Eligieron al antiguo ingeniero jefe de la Compañía de Puentes del Nordeste, el capitán de fragata Peter Jordan.
35
Londres
La muerte por disparo de arma de fuego cometida en Hyde Park cubrió las primeras ediciones de la prensa vespertina londinense. Todos los periódicos incluían citas de la capciosa declaración de la policía. Los investigadores presentaban el asesinato como un intento de robo que degeneró en homicidio; la policía buscaba a dos hombres que suponían oriundos de Europa oriental -muy probablemente polacos- a los que se había visto cerca del lugar del crimen poco antes de que se produjera. Harry incluso se había sacado de la manga una un tanto ambigua descripción de los sospechosos. Los periódicos lamentaban el escandaloso incremento de la violencia criminal que se experimentaba en el West End y que había llegado con la guerra. Los reportajes se complementaban con entrevistas a hombres y mujeres que en los últimos meses sufrieron agresiones físicas y robos por parte de bandas de refugiados transitorios, soldados borrachos y desertores.
Vicary sintió un ramalazo de culpabilidad al hojear los periódicos en su despacho a primera hora de la tarde. Creía que la palabra escrita era algo sagrado y mentir a la prensa y al público le creaba remordimientos. Su sensación de culpa no tardó en aliviarse. Era imposible decir la verdad: que Rose Morely podía muy bien haber sido asesinada por un espía alemán.

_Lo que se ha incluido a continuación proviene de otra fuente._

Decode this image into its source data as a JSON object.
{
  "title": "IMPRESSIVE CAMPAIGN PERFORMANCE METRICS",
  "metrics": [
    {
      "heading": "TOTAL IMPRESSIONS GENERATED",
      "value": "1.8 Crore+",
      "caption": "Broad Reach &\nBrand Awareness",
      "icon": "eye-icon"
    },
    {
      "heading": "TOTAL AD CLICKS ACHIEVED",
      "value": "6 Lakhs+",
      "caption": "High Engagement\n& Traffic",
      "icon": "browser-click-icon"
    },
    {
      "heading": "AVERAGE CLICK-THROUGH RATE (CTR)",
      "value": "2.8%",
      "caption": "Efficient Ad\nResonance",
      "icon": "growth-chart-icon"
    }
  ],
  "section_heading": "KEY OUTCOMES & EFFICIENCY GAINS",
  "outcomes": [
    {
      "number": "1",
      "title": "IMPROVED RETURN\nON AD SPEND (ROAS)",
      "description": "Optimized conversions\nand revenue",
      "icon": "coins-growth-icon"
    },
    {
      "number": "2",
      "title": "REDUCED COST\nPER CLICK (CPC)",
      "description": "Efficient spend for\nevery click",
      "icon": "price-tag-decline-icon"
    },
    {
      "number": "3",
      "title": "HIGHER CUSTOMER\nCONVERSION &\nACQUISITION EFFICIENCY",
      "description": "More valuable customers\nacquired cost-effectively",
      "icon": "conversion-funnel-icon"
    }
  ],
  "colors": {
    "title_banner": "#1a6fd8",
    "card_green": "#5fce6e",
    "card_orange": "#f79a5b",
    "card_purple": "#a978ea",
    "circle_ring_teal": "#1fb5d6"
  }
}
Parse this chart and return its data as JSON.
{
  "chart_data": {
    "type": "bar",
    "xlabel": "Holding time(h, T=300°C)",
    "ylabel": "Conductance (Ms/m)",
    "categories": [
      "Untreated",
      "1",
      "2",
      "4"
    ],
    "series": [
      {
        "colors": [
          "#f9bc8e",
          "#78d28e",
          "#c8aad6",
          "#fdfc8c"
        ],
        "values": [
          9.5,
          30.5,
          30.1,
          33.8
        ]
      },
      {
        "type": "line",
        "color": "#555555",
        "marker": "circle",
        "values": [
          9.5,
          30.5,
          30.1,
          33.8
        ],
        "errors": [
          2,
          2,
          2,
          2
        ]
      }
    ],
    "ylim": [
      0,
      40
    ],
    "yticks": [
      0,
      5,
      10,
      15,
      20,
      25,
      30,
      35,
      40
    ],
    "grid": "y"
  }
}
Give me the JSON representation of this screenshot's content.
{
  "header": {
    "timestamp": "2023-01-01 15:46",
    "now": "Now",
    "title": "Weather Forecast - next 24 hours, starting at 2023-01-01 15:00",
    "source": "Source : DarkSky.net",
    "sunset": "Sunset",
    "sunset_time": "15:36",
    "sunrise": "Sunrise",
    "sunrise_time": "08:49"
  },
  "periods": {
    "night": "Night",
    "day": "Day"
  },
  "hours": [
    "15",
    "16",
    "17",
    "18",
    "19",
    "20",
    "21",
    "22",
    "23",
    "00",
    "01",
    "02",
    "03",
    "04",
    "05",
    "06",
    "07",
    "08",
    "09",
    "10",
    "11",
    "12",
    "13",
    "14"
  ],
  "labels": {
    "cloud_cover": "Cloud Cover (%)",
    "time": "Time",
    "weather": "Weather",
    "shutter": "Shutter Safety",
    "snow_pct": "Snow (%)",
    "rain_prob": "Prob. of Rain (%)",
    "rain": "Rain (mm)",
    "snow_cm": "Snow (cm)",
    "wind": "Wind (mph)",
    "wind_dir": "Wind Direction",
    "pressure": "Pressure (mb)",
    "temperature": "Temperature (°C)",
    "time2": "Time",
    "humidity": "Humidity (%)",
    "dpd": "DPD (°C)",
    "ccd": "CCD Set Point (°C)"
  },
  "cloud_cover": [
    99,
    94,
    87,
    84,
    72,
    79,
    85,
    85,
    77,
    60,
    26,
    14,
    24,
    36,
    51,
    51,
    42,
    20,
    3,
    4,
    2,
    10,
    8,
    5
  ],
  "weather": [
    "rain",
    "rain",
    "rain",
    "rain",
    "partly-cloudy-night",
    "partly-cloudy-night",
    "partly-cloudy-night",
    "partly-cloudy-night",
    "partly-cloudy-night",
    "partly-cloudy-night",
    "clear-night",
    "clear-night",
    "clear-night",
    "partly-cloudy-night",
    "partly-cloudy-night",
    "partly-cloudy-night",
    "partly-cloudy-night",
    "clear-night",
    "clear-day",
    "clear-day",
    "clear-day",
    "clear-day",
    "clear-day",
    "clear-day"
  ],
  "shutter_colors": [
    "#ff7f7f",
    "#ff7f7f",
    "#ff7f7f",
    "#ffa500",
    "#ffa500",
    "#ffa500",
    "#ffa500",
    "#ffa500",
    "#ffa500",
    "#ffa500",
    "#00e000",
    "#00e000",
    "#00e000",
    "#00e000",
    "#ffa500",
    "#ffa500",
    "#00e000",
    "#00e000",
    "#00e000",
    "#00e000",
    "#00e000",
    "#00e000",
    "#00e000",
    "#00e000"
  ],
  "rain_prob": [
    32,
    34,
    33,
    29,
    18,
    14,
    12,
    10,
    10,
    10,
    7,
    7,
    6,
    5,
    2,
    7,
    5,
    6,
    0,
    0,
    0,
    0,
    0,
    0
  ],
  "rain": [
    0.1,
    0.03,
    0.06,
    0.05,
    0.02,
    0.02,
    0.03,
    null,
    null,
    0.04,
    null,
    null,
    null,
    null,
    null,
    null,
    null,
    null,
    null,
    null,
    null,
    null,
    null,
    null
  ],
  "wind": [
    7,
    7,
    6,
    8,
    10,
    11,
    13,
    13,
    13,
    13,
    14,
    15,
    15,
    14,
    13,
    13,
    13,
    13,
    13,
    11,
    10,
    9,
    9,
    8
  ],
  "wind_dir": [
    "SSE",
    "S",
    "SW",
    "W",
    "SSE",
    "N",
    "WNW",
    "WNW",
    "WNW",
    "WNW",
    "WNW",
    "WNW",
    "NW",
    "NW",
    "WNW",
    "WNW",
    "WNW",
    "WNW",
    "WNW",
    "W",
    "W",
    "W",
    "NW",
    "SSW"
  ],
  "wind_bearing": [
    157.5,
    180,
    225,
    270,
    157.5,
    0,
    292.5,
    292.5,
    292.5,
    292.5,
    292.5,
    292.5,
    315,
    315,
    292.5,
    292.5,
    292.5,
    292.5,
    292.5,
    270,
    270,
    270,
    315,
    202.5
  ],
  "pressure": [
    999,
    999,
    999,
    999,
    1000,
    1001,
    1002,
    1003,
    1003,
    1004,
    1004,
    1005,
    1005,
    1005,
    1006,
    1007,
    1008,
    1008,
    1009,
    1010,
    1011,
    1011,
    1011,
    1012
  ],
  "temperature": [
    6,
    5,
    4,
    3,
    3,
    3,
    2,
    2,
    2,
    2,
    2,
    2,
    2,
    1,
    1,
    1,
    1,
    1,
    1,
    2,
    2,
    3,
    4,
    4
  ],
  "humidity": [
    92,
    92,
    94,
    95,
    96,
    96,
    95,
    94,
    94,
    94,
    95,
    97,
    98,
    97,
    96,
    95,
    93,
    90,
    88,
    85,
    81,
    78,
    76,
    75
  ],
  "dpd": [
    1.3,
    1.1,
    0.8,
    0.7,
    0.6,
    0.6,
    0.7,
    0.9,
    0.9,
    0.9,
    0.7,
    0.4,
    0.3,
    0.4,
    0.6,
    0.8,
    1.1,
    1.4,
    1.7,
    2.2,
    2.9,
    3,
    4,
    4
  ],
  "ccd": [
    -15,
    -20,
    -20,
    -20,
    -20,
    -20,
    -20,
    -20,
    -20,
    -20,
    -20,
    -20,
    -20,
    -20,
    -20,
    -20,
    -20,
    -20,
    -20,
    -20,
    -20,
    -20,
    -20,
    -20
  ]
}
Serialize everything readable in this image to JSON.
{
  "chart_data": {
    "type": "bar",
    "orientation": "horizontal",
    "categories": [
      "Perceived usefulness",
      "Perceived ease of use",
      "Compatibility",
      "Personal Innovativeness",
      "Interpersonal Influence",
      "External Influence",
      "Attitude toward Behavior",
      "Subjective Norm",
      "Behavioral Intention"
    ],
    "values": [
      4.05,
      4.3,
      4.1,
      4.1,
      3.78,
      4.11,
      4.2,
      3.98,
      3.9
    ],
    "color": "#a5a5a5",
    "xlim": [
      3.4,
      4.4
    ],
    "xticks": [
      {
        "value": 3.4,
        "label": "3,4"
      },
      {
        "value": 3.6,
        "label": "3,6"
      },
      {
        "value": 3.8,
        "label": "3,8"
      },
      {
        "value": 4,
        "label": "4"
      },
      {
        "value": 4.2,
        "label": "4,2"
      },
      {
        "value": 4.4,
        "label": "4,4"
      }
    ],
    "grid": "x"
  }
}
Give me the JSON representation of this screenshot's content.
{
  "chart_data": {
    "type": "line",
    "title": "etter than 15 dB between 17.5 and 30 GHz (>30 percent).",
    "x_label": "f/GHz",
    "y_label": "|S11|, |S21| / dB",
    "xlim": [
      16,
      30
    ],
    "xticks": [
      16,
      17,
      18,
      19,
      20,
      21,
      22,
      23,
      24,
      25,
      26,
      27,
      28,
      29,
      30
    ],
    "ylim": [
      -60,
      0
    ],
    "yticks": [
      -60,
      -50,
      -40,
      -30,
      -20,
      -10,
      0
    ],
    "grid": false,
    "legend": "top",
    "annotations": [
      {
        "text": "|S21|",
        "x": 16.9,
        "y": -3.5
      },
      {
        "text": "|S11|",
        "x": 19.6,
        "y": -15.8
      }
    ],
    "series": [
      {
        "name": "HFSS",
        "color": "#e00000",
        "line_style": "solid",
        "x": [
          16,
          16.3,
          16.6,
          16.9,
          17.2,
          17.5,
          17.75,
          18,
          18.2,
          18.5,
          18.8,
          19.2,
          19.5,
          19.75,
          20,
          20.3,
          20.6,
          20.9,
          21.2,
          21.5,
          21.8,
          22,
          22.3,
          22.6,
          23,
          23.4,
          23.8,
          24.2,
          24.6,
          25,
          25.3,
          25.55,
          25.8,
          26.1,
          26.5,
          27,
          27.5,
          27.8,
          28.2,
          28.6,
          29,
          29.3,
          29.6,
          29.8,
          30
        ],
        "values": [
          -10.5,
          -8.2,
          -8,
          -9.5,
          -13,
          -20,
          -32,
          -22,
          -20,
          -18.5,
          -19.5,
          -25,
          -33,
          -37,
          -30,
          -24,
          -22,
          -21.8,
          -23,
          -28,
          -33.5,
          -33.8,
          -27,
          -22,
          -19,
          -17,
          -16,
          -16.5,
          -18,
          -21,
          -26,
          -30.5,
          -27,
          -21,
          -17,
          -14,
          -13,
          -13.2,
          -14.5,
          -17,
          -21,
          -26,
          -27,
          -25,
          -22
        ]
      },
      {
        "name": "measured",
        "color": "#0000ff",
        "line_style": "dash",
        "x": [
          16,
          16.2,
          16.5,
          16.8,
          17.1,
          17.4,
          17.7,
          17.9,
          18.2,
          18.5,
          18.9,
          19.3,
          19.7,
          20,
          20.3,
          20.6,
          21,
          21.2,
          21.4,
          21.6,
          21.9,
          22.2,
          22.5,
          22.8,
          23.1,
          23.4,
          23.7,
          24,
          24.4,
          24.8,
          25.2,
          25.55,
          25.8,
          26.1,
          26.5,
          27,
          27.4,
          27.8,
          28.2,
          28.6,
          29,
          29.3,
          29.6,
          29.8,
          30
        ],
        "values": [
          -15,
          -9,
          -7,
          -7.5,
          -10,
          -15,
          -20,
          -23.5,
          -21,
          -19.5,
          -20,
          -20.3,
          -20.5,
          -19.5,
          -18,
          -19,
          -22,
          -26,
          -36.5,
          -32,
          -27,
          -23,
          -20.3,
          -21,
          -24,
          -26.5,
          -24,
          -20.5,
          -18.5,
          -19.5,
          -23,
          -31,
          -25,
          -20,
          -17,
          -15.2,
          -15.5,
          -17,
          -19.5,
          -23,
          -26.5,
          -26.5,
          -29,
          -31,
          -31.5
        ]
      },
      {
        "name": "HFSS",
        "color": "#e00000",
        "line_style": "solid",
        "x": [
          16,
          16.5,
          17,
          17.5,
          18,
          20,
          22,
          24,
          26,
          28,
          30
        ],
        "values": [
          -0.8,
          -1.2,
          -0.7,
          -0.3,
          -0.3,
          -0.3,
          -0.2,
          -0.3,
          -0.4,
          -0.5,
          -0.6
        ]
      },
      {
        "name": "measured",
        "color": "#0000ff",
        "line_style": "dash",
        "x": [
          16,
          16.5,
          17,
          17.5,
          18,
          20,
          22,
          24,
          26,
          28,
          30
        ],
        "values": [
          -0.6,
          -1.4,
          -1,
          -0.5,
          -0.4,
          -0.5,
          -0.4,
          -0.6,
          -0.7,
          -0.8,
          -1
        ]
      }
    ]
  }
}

A media tarde, Harry Dalton y su equipo de colaboradores de la Policía Metropolitana había encajado ya las piezas de las últimas horas de la vida de Rose Morely. Harry estaba en el despacho de Vicary, con sus largas piernas descansando encima de la mesa, de forma que Vicary se veía obligado a contemplar el espectáculo de las gastadas suelas de los zapatos de Harry.
– Hemos entrevistado a la doncella de la casa del comandante Higgins -explicó Harry-. Dice que Rose salió a hacer la compra. La mayoría de las tardes regresaba antes de que los niños volvieran del colegio. El recibo que encontramos en la bolsa correspondía a una tienda de la calle Oxford, próxima a Tottenham Court Road.
Interrogamos al tendero. Se acordaba de la mujer. En realidad, se acordaba de todos los artículos que Rose había comprado. Dijo que ésta le contó que había tropezado con otra conocida, una criada como ella. Tomaron el té juntas en un bar de la acera de enfrente. Hablamos con la camarera del bar. Lo confirmó.
Vicary escuchaba atentamente, mientras se estudiaba las manos.
– La camarera dice que Rose cruzó Oxford Street y se puso en la cola de un autobús que iba hacia el oeste. Puse un hombre en todos los autobuses que pude. Hace cosa de media hora dimos con el cobrador del autobús en que viajó Rose. La recordaba muy bien. Dijo que Rose mantuvo una breve conversación con una mujer muy alta y muy atractiva que saltó del autobús precipitadamente. Dijo que cuando el autobús llegó a Marble Arch, la misma mujer muy alta y muy atractiva estaba esperando allí. Dijo que nos hubiera llamado por propia iniciativa, pero que los papeles explicaban que la policía contaba ya con sus sospechosos y que ninguno de ellos era una mujer muy alta y muy atractiva.